Comme chacun sait, le christianisme est aujourd’hui la religion qui compte le plus de croyants dans le monde. On estime leur nombre à quelque 2,4 milliards de personnes, soit environ 32 % de la population mondiale. Mais au Japon, les chrétiens sont une minorité. Alors qu’en Corée du Sud, pays voisin, environ 29 % de la population est chrétienne, cette proportion tombe à 0,8 % dans l’Archipel. Bref, 99 % des Japonais ne croient pas au Christ.

Pour autant, on ne peut pas dire que les Japonais détestent le christianisme. Au contraire, la culture chrétienne fait même partie du quotidien. Les enfants connaissent bien entendu le nom du Christ et ils étudient à l’école de nombreuses choses en relation avec le christianisme, en histoire et en littérature ou à travers des personnalités comme Martin Luther, Dostoïevski ou Mère Teresa. Les adultes s’intéressent pour leur part à l’art et à la musique chrétiens et, en voyage à l’étranger, ils ne manquent pas de visiter une cathédrale ou une église. Noël est fêté par tous et de nombreux couples se marient suivant les rites chrétiens, même s’ils ne le sont pas eux-mêmes. Cette culture bénéficie donc d’une image positive dans l’ensemble.

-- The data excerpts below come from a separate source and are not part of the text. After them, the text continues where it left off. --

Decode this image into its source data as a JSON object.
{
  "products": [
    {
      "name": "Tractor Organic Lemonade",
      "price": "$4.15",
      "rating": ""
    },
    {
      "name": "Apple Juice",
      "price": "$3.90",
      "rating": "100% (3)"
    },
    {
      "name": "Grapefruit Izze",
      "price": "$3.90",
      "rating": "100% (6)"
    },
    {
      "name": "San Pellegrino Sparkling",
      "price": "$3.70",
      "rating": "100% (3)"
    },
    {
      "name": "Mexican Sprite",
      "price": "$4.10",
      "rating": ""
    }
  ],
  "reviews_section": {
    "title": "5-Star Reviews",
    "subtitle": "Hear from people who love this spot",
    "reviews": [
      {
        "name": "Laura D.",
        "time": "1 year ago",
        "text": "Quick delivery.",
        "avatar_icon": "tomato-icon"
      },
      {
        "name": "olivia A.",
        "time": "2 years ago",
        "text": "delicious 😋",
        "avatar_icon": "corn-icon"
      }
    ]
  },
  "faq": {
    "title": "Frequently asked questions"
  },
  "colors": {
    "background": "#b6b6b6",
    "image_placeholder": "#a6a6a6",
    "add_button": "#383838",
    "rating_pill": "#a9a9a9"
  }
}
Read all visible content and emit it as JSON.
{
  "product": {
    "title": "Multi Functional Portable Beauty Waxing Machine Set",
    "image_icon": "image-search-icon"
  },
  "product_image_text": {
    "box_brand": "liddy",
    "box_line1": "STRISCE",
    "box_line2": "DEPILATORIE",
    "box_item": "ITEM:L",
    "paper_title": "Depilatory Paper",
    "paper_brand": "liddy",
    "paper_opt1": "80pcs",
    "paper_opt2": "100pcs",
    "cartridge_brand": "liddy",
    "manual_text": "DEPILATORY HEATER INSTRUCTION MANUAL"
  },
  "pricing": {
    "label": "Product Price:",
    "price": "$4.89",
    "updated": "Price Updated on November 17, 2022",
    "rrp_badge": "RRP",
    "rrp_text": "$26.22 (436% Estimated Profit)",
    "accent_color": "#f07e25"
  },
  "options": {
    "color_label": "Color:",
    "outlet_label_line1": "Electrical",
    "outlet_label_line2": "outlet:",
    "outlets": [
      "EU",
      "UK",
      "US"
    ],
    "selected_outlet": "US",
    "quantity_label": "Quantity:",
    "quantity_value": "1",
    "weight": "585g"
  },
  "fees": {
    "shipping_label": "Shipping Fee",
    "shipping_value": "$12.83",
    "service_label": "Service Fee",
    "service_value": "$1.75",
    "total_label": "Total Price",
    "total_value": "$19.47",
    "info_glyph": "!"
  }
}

Et pourtant, la grande majorité des Japonais n’a aucun intérêt pour la foi chrétienne. Il ne faut pas y voir une critique envers une pensée et une culture qu’ils connaissent bien ; c’est tout simplement qu’elle n’éveille pas chez eux un intérêt profond. Le Japon compte de nombreuses écoles fondées par des missionnaires et croyants. Une enquête souligne qu’un Japonais sur dix a passé une partie de son éducation, de la maternelle à l’université, dans un établissement chrétien. Malgré tout, le nombre de chrétiens au Japon n’augmente pas. La population chrétienne de l’Archipel se compose d’environ 60 % de protestants et 40 % de catholiques ; cependant, les Japonais non chrétiens ne connaissent généralement pas la différence entre les deux et ne s’y intéressent guère. Leur intérêt pour le christianisme se situe en dehors des Évangiles.

Des actes violents exécutés par les missionaires au Japon

C’est en 1549 que le christianisme est entré au Japon, avec l’arrivée à Kagoshima de missionnaires menés par François Xavier (1506-1552). Les premiers d’entre eux ont converti des Japonais en nombre croissant, mais le christianisme a été interdit à peine soixante ans plus tard. Cette interdiction a pesé environ 260 ans, période durant laquelle la répression a parfois été brutale, avec des actes de torture et des exécutions. Le christianisme a été interdit et réprimé du début du XVIIe siècle au milieu du XIXe siècle pour des raisons variées, mais surtout parce que, loin d’être une simple religion, son impact sur la politique et la société japonaises était puissant.

La Compagnie de Jésus, qui représentait la première force missionnaire au Japon au milieu du XVIe siècle, s’est largement impliquée dans le commerce avec l’Europe afin de garantir l’efficacité de sa mission et de maintenir et accroître le nombre de ses fidèles. L’implication des Jésuites dans les activités économiques a non seulement profité à un certain nombre de seigneurs locaux, mais elle a aussi permis de les approvisionner en matériel militaire. Les missionnaires, sans se cantonner à un rôle religieux, avaient acquis un poids économique et militaire que les pouvoirs politiques ne pouvaient plus ignorer.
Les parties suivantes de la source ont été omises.